Die Großbauern

Eine markante Figur des ungarischen Dorfes war der Großbauer oder, wie er in der Tiefebene regional genannt wurde, der Dorfpascha (Basaparaszt). Die Entstehung dieser Schicht hat bereits zur Zeit der Leibeigenschaft eingesetzt, da nämlich einzelne Bauernfamilien trotz der feudalen Bindungen ihren mobilen und immobilen Besitz bedeutend zu vermehren vermocht hatten. In der Ungarischen Tiefebene konnte der Wohlstand vor allem durch vermehrten Viehbesitz vergrößert werden, während er in anderen Gebieten durch Landkauf und -verkauf vermehrt wurde. Nach der Aufhebung der Leibeigenschaft nahmen die Möglichkeiten der kapitalkräftigen Großbauern noch zu. Ihren immer größer werdenden Landbesitz ließen sie nicht mehr nur von Tagelöhnern, sondern auch von ständigem Gesinde bestellen. In der Mehrzahl der Fälle wurde das Gesinde hier noch mehr ausgebeutet als durch Großgrundbesitzer, schon allein weil die Großbauern, die sich ständig auf ihrem Hof oder Feld aufhielten, nicht duldeten, daß jemand verschnaufte oder herumstand; da mußte unentwegt gearbeitet werden.

{G-84.} Ein bedeutender Teil der Großbauern lebte auch weiterhin in der Großfamilie, zumal es auf dem Bauernhof reichlich Arbeit gab. Außerdem war es auch notwendig, daß die Familienmitglieder mit dem Gesinde zusammen arbeiteten, um dessen Arbeit ständig zu kontrollieren. Das Haus des Großbauern unterschied sich mehr in der Größe als in der Form von den traditionellen Wohnhäusern des Dorfes. Die Wirtschaftsgebäude waren je nach den Erfordernissen auch größer, damit die reichlichere Ernte und der größere Viehbestand aufgenommen werden konnten. Unter den Bauern waren die Großbauern die ersten, die neue, bessere und teurere Arbeitsgeräte und später Maschinen einsetzten, um so die Ernteerträge erhöhen zu können.

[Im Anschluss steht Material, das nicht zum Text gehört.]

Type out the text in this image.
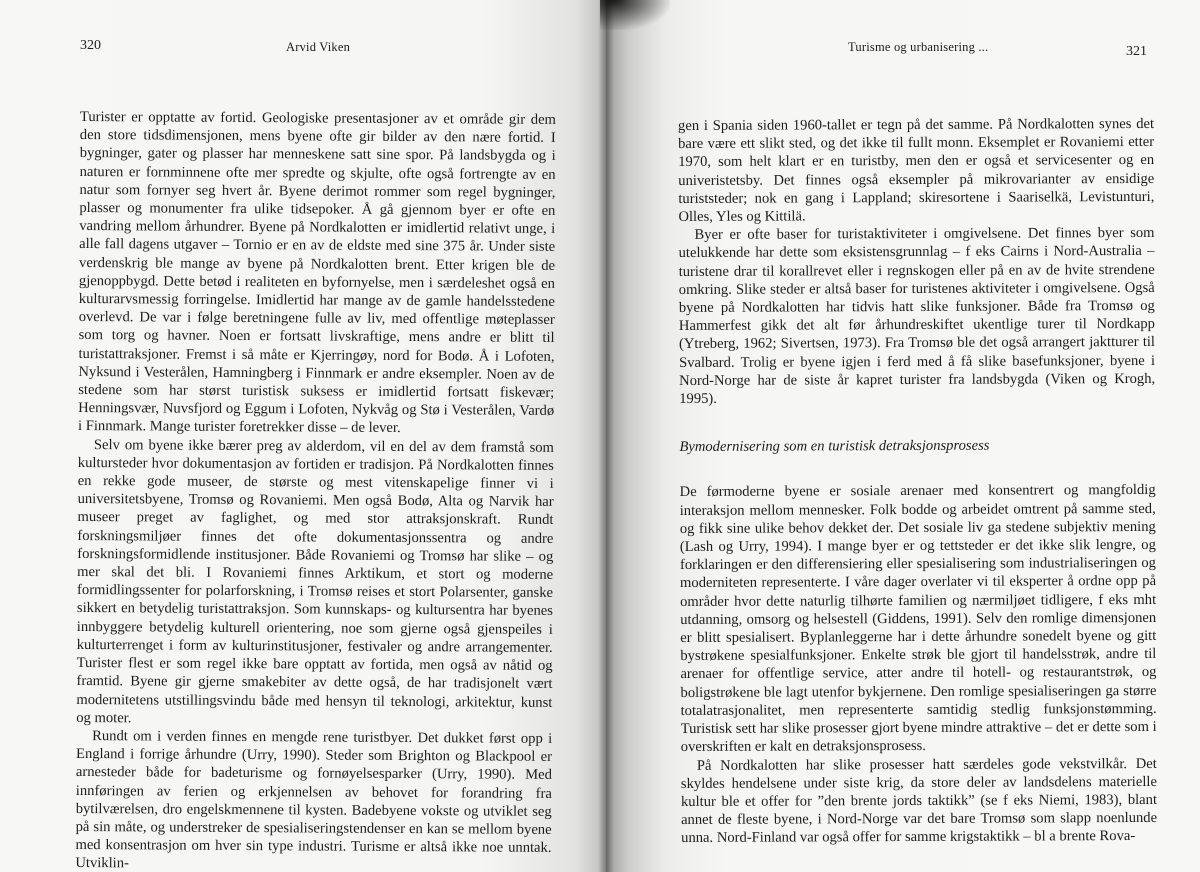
320	Arvid Viken

Turister er opptatte av fortid. Geologiske presentasjoner av et område gir dem den store tidsdimensjonen, mens byene ofte gir bilder av den nære fortid. I bygninger, gater og plasser har menneskene satt sine spor. På landsbygda og i naturen er fornminnene ofte mer spredte og skjulte, ofte også fortrengte av en natur som fornyer seg hvert år. Byene derimot rommer som regel bygninger, plasser og monumenter fra ulike tidsepoker. Å gå gjennom byer er ofte en vandring mellom århundrer. Byene på Nordkalotten er imidlertid relativt unge, i alle fall dagens utgaver – Tornio er en av de eldste med sine 375 år. Under siste verdenskrig ble mange av byene på Nordkalotten brent. Etter krigen ble de gjenoppbygd. Dette betød i realiteten en byfornyelse, men i særdeleshet også en kulturarvsmessig forringelse. Imidlertid har mange av de gamle handelsstedene overlevd. De var i følge beretningene fulle av liv, med offentlige møteplasser som torg og havner. Noen er fortsatt livskraftige, mens andre er blitt til turistattraksjoner. Fremst i så måte er Kjerringøy, nord for Bodø. Å i Lofoten, Nyksund i Vesterålen, Hamningberg i Finnmark er andre eksempler. Noen av de stedene som har størst turistisk suksess er imidlertid fortsatt fiskevær; Henningsvær, Nuvsfjord og Eggum i Lofoten, Nykvåg og Stø i Vesterålen, Vardø i Finnmark. Mange turister foretrekker disse – de lever.

Selv om byene ikke bærer preg av alderdom, vil en del av dem framstå som kultursteder hvor dokumentasjon av fortiden er tradisjon. På Nordkalotten finnes en rekke gode museer, de største og mest vitenskapelige finner vi i universitetsbyene, Tromsø og Rovaniemi. Men også Bodø, Alta og Narvik har museer preget av faglighet, og med stor attraksjonskraft. Rundt forskningsmiljøer finnes det ofte dokumentasjonssentra og andre forskningsformidlende institusjoner. Både Rovaniemi og Tromsø har slike – og mer skal det bli. I Rovaniemi finnes Arktikum, et stort og moderne formidlingssenter for polarforskning, i Tromsø reises et stort Polarsenter, ganske sikkert en betydelig turistattraksjon. Som kunnskaps- og kultursentra har byenes innbyggere betydelig kulturell orientering, noe som gjerne også gjenspeiles i kulturterrenget i form av kulturinstitusjoner, festivaler og andre arrangementer. Turister flest er som regel ikke bare opptatt av fortida, men også av nåtid og framtid. Byene gir gjerne smakebiter av dette også, de har tradisjonelt vært modernitetens utstillingsvindu både med hensyn til teknologi, arkitektur, kunst og moter.

Rundt om i verden finnes en mengde rene turistbyer. Det dukket først opp i England i forrige århundre (Urry, 1990). Steder som Brighton og Blackpool er arnesteder både for badeturisme og fornøyelsesparker (Urry, 1990). Med innføringen av ferien og erkjennelsen av behovet for forandring fra bytilværelsen, dro engelskmennene til kysten. Badebyene vokste og utviklet seg på sin måte, og understreker de spesialiseringstendenser en kan se mellom byene med konsentrasjon om hver sin type industri. Turisme er altså ikke noe unntak. Utviklin-

Turisme og urbanisering ...	321

gen i Spania siden 1960-tallet er tegn på det samme. På Nordkalotten synes det bare være ett slikt sted, og det ikke til fullt monn. Eksemplet er Rovaniemi etter 1970, som helt klart er en turistby, men den er også et servicesenter og en univeristetsby. Det finnes også eksempler på mikrovarianter av ensidige turiststeder; nok en gang i Lappland; skiresortene i Saariselkä, Levistunturi, Olles, Yles og Kittilä.

Byer er ofte baser for turistaktiviteter i omgivelsene. Det finnes byer som utelukkende har dette som eksistensgrunnlag – f eks Cairns i Nord-Australia – turistene drar til korallrevet eller i regnskogen eller på en av de hvite strendene omkring. Slike steder er altså baser for turistenes aktiviteter i omgivelsene. Også byene på Nordkalotten har tidvis hatt slike funksjoner. Både fra Tromsø og Hammerfest gikk det alt før århundreskiftet ukentlige turer til Nordkapp (Ytreberg, 1962; Sivertsen, 1973). Fra Tromsø ble det også arrangert jaktturer til Svalbard. Trolig er byene igjen i ferd med å få slike basefunksjoner, byene i Nord-Norge har de siste år kapret turister fra landsbygda (Viken og Krogh, 1995).

Bymodernisering som en turistisk detraksjonsprosess

De førmoderne byene er sosiale arenaer med konsentrert og mangfoldig interaksjon mellom mennesker. Folk bodde og arbeidet omtrent på samme sted, og fikk sine ulike behov dekket der. Det sosiale liv ga stedene subjektiv mening (Lash og Urry, 1994). I mange byer er og tettsteder er det ikke slik lengre, og forklaringen er den differensiering eller spesialisering som industrialiseringen og moderniteten representerte. I våre dager overlater vi til eksperter å ordne opp på områder hvor dette naturlig tilhørte familien og nærmiljøet tidligere, f eks mht utdanning, omsorg og helsestell (Giddens, 1991). Selv den romlige dimensjonen er blitt spesialisert. Byplanleggerne har i dette århundre sonedelt byene og gitt bystrøkene spesialfunksjoner. Enkelte strøk ble gjort til handelsstrøk, andre til arenaer for offentlige service, atter andre til hotell- og restaurantstrøk, og boligstrøkene ble lagt utenfor bykjernene. Den romlige spesialiseringen ga større totalatrasjonalitet, men representerte samtidig stedlig funksjonstømming. Turistisk sett har slike prosesser gjort byene mindre attraktive – det er dette som i overskriften er kalt en detraksjonsprosess.

På Nordkalotten har slike prosesser hatt særdeles gode vekstvilkår. Det skyldes hendelsene under siste krig, da store deler av landsdelens materielle kultur ble et offer for ”den brente jords taktikk” (se f eks Niemi, 1983), blant annet de fleste byene, i Nord-Norge var det bare Tromsø som slapp noenlunde unna. Nord-Finland var også offer for samme krigstaktikk – bl a brente Rova-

In den Hauptmerkmalen ihrer Kultur und Tradition stimmten die Großbauern mit den übrigen Schichten der Bauernschaft überein. Auch ihre Kleidung war ähnlich, höchstens für die Festkleider kauften sie besseren und teureren Stoff. Die Schicht der Großbauern stand der Dorfintelligenz am nächsten. So verheirateten sie ihre Töchter gern mit einem Lehrer oder einem Geistlichen, an deren Lebensformen sie sich zu orientieren suchten. Deshalb tauchten auch zuerst bei den Großbauern neuartige Möbel auf, deshalb trennten sich die Frauen der Großbauern am frühesten von der Volkstracht, und auch in der Küche übernahmen sie gern die Neuerungen der Herrschaften. Im großen und ganzen hat die Schicht der Großbauern am ehesten mit einem Teil der Traditionen gebrochen.

Aus den Reihen der Großbauern gingen die Dorfoberen, die Gemeindevorstandsmitglieder, die Dorfschulzen und andere Amtsträger hervor, was zum Teil auch darauf zurückzuführen war, daß sie am ehesten Zeit für die Erledigung öffentlicher Angelegenheiten erübrigen konnten. Andererseits schlossen sie sich gern den von Berufs wegen führenden Personen des Dorfes an. Auf diesem Weg konnten sie auch die unmittelbaren Interessen ihrer Familie gut vertreten.